Webscale Means Time-Based Architectures
In an interesting piece yesterday, GigaOM reported that Netflix has an architecture built around timelines. This struck home for a guy who spends a great deal of time talking to people skeptical about the need for zero latency, real-time systems. The truth is that some things have to go at the highest speeds and others don’t. The problem is in creating systems that use resources wisely to get it right in each case.
If it was only about the hype, you’d think Hadoop is the answer to processing web data, but it isn’t that simple. Hadoop is still (despite even newer hype) a batch processing concept that allows data to “get stale and applications probably don’t include the newest user input.” Before that sounds too negative, there is data that can afford to be stale without a business penalty and can be processed and moved in an architecture that is offline and more traditional.
For real-time, Netflix needs to use the absolute latest inputs and has a solution:
Netflix uses online processing for receiving information from users in real time and serving up responses right away, such as looking at a new rating or some other customer action to change the set of movies shown to the customer. Real-time processing works best when algorithms are relatively simple and when data is on the smaller side. The data feeding in to computations must also be available right away.
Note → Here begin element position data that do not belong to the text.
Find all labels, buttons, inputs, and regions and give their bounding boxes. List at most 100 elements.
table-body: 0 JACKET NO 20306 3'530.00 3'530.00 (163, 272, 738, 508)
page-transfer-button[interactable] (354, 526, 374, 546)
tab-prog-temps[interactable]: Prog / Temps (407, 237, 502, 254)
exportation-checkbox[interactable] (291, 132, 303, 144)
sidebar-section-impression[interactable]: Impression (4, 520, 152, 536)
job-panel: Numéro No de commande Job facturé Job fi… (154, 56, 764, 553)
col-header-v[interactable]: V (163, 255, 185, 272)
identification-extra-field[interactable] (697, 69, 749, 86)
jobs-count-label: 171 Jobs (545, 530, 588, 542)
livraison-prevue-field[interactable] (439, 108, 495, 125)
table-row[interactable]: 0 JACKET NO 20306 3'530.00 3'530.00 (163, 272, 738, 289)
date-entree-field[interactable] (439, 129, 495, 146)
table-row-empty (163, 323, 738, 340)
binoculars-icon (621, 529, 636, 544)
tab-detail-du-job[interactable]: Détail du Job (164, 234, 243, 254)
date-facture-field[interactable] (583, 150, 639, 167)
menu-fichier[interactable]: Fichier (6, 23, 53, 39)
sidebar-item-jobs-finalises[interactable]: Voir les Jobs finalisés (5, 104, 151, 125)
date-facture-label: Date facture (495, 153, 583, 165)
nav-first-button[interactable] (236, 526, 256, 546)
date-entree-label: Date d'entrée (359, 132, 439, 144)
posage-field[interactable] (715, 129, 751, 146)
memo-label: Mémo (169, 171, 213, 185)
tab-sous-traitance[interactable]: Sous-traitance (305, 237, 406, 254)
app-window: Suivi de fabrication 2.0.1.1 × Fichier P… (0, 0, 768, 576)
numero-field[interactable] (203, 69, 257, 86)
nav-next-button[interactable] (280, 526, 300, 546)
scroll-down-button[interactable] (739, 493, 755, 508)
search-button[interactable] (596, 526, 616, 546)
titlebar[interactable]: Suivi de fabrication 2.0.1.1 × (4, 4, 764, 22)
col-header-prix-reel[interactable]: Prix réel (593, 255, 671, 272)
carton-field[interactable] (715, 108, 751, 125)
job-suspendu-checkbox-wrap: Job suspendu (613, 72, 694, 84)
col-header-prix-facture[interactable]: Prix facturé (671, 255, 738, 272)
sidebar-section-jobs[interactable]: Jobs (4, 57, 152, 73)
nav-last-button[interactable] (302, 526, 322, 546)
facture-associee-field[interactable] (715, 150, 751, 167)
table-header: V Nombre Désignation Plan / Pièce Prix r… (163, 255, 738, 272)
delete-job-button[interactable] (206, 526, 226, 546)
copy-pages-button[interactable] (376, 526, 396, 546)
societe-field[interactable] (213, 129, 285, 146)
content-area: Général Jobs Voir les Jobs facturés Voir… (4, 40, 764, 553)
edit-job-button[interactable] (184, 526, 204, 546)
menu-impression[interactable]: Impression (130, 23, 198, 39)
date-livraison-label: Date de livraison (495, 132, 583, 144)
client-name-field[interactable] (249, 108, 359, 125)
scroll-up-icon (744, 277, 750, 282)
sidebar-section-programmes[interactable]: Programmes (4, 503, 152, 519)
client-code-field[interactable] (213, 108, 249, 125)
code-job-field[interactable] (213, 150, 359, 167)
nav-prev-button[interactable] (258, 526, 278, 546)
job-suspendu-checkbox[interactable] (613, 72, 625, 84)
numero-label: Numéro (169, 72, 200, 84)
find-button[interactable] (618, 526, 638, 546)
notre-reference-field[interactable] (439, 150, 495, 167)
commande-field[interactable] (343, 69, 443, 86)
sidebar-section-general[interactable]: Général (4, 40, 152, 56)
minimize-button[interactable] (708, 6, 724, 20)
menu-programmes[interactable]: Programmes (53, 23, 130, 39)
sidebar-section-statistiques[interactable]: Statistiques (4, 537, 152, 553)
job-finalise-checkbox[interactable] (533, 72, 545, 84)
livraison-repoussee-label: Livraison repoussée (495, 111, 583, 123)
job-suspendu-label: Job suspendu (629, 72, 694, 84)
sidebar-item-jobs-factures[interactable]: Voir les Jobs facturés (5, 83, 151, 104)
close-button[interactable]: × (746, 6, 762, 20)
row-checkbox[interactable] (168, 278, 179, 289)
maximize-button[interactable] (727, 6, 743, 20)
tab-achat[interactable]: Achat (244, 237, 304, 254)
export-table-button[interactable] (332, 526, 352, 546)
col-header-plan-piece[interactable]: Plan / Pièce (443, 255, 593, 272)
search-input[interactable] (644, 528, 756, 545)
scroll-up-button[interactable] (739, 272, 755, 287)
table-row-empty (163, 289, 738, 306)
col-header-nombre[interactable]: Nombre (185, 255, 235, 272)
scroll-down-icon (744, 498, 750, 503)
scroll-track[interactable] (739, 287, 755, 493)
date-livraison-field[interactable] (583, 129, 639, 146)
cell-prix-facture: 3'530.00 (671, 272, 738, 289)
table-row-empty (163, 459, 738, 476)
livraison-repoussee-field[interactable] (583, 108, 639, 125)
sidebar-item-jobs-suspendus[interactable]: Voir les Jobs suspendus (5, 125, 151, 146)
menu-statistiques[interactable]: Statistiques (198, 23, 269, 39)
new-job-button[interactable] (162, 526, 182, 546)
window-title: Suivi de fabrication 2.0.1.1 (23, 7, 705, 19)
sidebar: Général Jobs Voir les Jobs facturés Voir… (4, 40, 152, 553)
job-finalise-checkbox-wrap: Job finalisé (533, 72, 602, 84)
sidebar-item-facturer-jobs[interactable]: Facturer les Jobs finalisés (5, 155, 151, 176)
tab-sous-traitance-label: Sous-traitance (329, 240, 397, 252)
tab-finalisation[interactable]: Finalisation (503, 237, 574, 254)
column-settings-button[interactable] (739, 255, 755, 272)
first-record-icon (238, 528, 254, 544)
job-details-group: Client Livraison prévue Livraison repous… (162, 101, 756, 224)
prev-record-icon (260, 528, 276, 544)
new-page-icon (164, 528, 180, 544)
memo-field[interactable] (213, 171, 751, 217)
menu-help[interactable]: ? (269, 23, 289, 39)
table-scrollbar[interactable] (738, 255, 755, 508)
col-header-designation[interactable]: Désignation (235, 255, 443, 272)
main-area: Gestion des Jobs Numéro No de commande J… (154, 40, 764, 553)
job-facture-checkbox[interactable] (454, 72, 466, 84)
This takes very high levels of integration and applications reading in-memory data at lightning speed. This means a very particular, state-of-the-art architecture that Gartner’s Massimo Pezzini calls, “The Next Generation Architecture: In-memory computing.“
Between batch and real-time exists a middle ground that Netflix calls ‘nearline’. This is also a reality for business today and involves NoSQL and SQL databases that are more complex and less time sensitive than real-time needs.
The Netflix story is available on their blog and is a great example of how companies that are at the front of the ‘time wars’ are managing their requirements in time-based ways rather than monolithic, expensive and risky models. In a world of many shades of gray, this just makes sense.